Caro Dr. Pinho Cardão:
Não se trata de o Conselho de Sábios analisar os programas dos partidos e aconselhar as pessoas a votar neste ou naquele, nem sequer apreciar globalmente cada programa.
Trata-se de avaliar as consequências das medidas propostas, especialmente as que têm implicações nas contas públicas ou noutros aspectos essenciais da nossa vida colectiva: p. ex. a sustentabilidade da SS; o SNS.
Sabe que um dos temas do debate actual no Reino Unido é o financiamento do SNS?
É disso que se trata, habilitar o eleitorado a decidir com mais informação, sabendo que as promessas de bacalhau a pataco normalmente saem caras.
E que tal validar a consistência interna dos próprios documentos?
Para não termos em simultâneo promessas de baixas de impostos, aumentos de despesa e consolidação orçamental, num cenário de crescimento económico e baixa de desemprego totalmente inexplicados.
Não se trata de dizer que a proposta A é melhor que a B. Trata-se de analizar se a proposta A ou B são compatíveis com a realidade. Era bom que as opções políticas todas elas legítimas fossem tomadas dentro plano da realidade.
Caro Manuel Silva:
Teríamos então que outorgar ao tal Conselho poderes de infalibilidade no julgamento. Teríamos assim uns novos "papas" para aferirem das propostas.
Ora, mas se já nem ao Papa o dogma da infalibidade se vai aplicando...
Caro Dr. Pinho Cardão:
Quando se não quer admitir o óbvio, dá nisto.
Um fala em alhos (na realidade e na possibilidade de se acrescentar algo para o seu conhecimento), outro fala em bugalhos (infalibilidades).
Paciência, cada um na sua, e adiante.
Caros Amigos e Comentadores
As ideias e os comentários aqui deixados mostram bem que o assunto não é pacífico.
É curioso ver que até agora ninguém se preocupou com a avaliação de programas eleitorais. Mais uma vez o escrutinio público tem sido muito reduzido. Não temos tradição de avaliação, não avaliamos coisas tão fundamentais como políticas públicas. Esta "fiscalização" pela sociedade civil não pode nem deve, a meu ver, ser substituída por outras instituições. O escrutínio público tem uma função insubstituível e aqui ainda temos muitos progressos para fazer, até para podermos decidir o que queremos efectivamente avaliar e como fazê-lo.

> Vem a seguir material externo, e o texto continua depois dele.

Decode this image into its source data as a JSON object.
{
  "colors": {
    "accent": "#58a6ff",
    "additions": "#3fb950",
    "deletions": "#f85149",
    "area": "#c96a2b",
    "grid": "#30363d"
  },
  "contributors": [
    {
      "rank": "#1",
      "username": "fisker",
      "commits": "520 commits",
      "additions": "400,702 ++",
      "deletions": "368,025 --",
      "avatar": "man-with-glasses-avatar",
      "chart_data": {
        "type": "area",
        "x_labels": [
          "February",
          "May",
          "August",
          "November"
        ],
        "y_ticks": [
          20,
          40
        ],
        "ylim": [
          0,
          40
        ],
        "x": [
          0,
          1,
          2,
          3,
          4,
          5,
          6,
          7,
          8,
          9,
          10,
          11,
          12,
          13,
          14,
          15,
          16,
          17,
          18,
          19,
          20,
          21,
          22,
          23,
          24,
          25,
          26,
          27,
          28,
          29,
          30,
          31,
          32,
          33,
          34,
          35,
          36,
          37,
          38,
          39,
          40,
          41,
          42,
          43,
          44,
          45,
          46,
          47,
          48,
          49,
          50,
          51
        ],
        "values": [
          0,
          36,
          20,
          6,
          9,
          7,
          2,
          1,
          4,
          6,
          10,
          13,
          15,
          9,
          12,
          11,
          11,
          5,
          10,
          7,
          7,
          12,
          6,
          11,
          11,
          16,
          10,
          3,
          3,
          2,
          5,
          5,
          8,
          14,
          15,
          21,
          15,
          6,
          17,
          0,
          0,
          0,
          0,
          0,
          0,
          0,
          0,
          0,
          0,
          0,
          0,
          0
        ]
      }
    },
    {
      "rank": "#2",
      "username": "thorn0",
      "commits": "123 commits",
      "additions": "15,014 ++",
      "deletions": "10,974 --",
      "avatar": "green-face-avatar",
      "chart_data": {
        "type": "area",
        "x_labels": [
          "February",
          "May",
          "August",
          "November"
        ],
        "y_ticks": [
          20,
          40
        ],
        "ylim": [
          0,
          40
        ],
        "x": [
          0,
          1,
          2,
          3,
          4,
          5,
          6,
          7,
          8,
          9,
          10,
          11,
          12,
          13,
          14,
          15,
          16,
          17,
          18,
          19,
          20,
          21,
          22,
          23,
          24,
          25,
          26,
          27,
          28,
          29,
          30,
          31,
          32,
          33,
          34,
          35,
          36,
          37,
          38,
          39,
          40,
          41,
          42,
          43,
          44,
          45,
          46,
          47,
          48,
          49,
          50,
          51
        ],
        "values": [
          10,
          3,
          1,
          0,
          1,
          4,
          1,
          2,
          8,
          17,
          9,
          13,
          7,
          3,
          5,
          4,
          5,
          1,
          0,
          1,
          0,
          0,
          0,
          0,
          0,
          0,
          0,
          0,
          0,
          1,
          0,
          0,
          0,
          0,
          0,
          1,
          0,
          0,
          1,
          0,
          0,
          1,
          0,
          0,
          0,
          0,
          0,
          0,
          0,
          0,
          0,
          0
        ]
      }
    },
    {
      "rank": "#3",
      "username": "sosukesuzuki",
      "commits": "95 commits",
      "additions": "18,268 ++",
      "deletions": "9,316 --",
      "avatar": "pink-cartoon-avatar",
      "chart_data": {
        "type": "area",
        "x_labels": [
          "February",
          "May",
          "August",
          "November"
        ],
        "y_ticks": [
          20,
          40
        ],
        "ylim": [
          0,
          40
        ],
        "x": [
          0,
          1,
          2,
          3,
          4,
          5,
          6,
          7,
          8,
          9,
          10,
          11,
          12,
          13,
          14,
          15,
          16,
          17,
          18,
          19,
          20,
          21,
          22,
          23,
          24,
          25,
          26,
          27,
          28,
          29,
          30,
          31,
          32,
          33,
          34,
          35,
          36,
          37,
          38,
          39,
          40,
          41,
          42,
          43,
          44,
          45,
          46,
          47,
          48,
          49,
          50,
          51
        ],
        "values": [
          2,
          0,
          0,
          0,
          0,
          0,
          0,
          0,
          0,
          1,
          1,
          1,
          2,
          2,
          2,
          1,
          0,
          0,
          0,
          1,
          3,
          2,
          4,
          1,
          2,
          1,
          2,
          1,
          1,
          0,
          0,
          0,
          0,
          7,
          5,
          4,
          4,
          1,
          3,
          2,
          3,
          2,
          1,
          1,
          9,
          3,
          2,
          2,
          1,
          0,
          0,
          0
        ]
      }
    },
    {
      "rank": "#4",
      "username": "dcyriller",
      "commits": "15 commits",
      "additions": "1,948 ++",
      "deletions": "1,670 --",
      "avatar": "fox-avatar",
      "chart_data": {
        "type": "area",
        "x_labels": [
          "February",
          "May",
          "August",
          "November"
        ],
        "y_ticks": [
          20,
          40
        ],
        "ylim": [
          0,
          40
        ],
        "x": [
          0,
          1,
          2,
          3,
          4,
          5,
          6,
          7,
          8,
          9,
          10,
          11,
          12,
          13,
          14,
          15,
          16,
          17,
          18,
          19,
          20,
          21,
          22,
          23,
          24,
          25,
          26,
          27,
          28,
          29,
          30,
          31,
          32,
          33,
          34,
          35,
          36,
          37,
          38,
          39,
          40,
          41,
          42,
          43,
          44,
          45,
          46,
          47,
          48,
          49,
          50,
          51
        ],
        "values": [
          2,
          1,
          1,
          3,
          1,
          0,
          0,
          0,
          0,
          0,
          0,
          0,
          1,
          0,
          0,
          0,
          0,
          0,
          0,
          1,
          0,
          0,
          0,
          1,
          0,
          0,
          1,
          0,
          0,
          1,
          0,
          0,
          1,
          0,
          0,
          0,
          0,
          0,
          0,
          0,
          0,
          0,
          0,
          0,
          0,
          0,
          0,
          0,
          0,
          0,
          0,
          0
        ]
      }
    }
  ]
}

Recordando ensinamentos de Margaret Tatcher. Acedam ao link para visionar o vídeo:
https://www.youtube.com/watch?v=WFIN5VfhSZo
Segundo vídeo:
https://www.youtube.com/watch?v=0wrlw2BVI84
Hoje com a serenidade provocada pela distância do tempo, a imagem da "Dama de ferro" vai sendo outra. Afinal, ela tinha bastante razão a respeito dos equívocos do socialismo...
Caro Pedro Almeida
Obrigada por partilhar os vídeos, parece que foi ontem. Gostei especialmente do segundo vídeo no qual Margaret Tacher chama a atenção sobre quais são as funções do Estado e o que devemos esperar do seu desempenho.